Pope.L: A number of reasons. First I’m interested in the history of interaction called racism. I’m also interested in the idea of racism as a kind telepathy, something that’s not so much about bodies as about how we think about things. It’s a form of dysfunctional communication. As in cyber jargon, the idea of Eracism, suggests a platform that facilitates communication about racism. Racism is not something that simply belongs to the people who do it. It’s multi-directional, it’s more 3 dimensional. I think when a parent of a child is racist to her neighbor even the child is affected. The action of one effects many others.
Afua: Lets discuss Interventionist art. How would you describe it?
Pope.L: It’s a strategy typically, though I’m not as familiar with the term.
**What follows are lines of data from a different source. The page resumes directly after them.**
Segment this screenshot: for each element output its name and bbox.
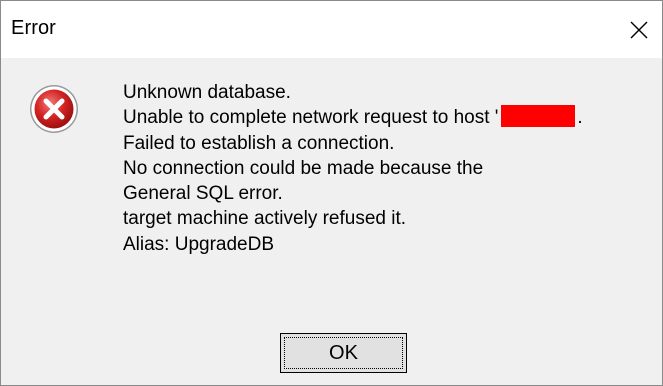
message-line-6: target machine actively refused it. (123, 208, 407, 230)
window-title: Error (11, 17, 56, 39)
error-icon (30, 85, 78, 133)
message-line-2-suffix: . (577, 107, 583, 129)
message-line-1: Unknown database. (123, 82, 291, 103)
error-message: Unknown database. Unable to complete net… (123, 80, 653, 257)
message-line-2: Unable to complete network request to ho… (123, 105, 653, 130)
message-line-7: Alias: UpgradeDB (123, 233, 275, 255)
message-line-2-prefix: Unable to complete network request to ho… (123, 107, 499, 129)
error-dialog: Error Unknown database. Unable to comple… (0, 0, 663, 386)
title-bar[interactable]: Error (1, 1, 662, 58)
ok-button[interactable]: OK (280, 333, 407, 373)
close-button[interactable] (616, 1, 662, 58)
message-line-5: General SQL error. (123, 183, 283, 205)
message-line-3: Failed to establish a connection. (123, 132, 395, 154)
message-line-4: No connection could be made because the (123, 157, 484, 179)
dialog-body: Unknown database. Unable to complete net… (1, 58, 662, 385)
close-icon (630, 21, 648, 38)
redaction-box (501, 105, 576, 128)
What I am after in using intervention as a strategy is similar to when a family conducts an intervention with a family member that has a chemical problem. They’re trying to bring attention to a crisis or something important that the individual needs to pay attention to. I think that’s what an interventionist artist does. The focus, however, is society as opposed to the individual. They’re trying to focus or draw attention to something that needs to be dealt with.
Afua: Your art suggests that art should focus on civic or humanitarian concerns. In what way does art have the power to change things?
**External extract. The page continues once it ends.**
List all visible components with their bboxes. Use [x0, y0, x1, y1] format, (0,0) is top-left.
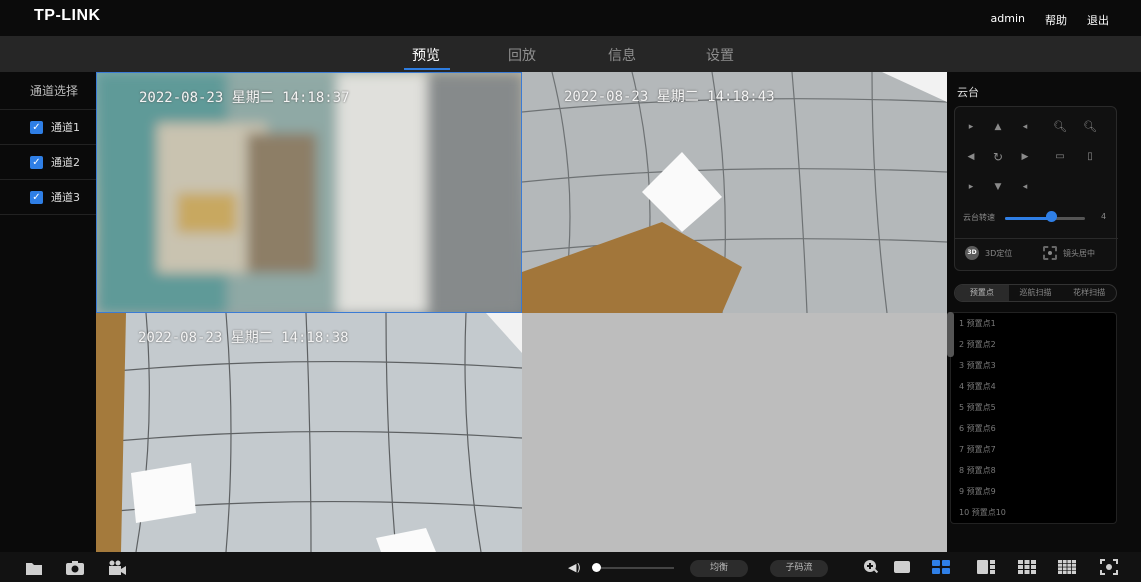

Pope.L: I think that art helps draw attention to things. Art enlists people to participate in change both within and outside themselves.
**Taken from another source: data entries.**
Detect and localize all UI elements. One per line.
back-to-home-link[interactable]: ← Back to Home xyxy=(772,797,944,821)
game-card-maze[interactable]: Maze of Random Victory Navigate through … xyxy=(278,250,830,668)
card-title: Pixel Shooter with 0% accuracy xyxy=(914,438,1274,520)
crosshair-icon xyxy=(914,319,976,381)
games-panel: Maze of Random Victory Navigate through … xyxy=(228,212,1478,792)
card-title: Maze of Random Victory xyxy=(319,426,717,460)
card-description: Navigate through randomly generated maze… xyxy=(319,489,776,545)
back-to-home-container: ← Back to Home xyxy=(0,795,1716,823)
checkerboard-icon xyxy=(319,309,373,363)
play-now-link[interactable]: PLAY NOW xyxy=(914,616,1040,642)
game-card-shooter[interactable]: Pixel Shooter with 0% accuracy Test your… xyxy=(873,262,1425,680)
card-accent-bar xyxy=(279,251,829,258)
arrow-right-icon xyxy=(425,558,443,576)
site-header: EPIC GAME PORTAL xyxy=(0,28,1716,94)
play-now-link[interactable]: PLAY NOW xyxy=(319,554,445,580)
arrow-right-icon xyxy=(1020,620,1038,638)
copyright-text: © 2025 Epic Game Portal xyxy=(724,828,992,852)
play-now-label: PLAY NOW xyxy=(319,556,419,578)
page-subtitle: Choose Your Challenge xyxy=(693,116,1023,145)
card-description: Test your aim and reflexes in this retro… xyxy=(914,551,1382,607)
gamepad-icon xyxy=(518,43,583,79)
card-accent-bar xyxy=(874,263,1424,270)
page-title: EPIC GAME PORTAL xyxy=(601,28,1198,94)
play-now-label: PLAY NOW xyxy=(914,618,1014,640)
Afua: You pasted suspected al-Qaida terrorists on bologna. I assume that this is a commentary on the war. Explain that.
Pope.L: It’s not a commentary on the war. It’s a commentary on how we see the enemy. Those images came from the cover of the news organ, The New York Times. It constructs al-Qaida as ghosts, as not human. If it does anything for these folks, it objectifies their otherness and reduces them to a product, something to be consumed as the enemy.
Afua: Tell me about Distributing Martin?
Pope.L: Distributing Martin is an ongoing project that has taken primarily the form of a blog. A blog is a web log, a cyber log or a journal. Basically this project tells a story of dispersal of Martin Luther King’s body. How do I do this? Several ways. I will tell you one or two; the blog itself mentions 13, 14 or more. The first is the idea of how we remember King. Lets look at one of the postcard projects. I had printed onto 8000 postcards, “This is a painting of Martin Luther King’s penis inside my father’s vagina.” I sent this card to people I randomly selected from telephone directories and, in this way, the message was scattered throughout the 50 states, plus Guam, the Virgin Islands and Puerto Rico. The phrase itself is a turning inside out of King’s body. Asking us to look at his body in a way that we’re not used to, stretching our idea of who he was in ways which we are not used to. The website is www.distributingmartin.com.
Afua: Your projects have included laying nude in the Project Gallery in New York on a bedspring, crawling urban streets, and eating and regurgitating the Wall Street Journal. What are your boundaries, where do you draw the line?
Pope.L: It’s like asking what is meaningful to you. It also asks you what would you do to preserve your own life or maybe the lives of those you love. It’s a political question, too. So I think you can also ask, what would you do to protect what is most important to you in terms of ideas or beliefs. Like, for example, would murder ever be a choice to solve a problem? Can murder ever be a choice that an artist would make? I think there might be a case somewhere for that. Didn’t Malcolm X say, “by any means necessary? …”
Afua: In The Great White Way performance you were costumed as Superman yet you were crawling and Superman is associated with flying. How do you explain the irony there?
Pope.L: It’s a simple reversal. That which is high is now low. In the Bible that which is the beginning is the end and that which is the end is the beginning.
Afua: What’s coming up?
Pope.L: I’m working on a project currently, called The Black Factory. It’s a mobile library, a gift shop on wheels. The aim is to take blackness where it is needed most. Needless to say, it will travel the United States.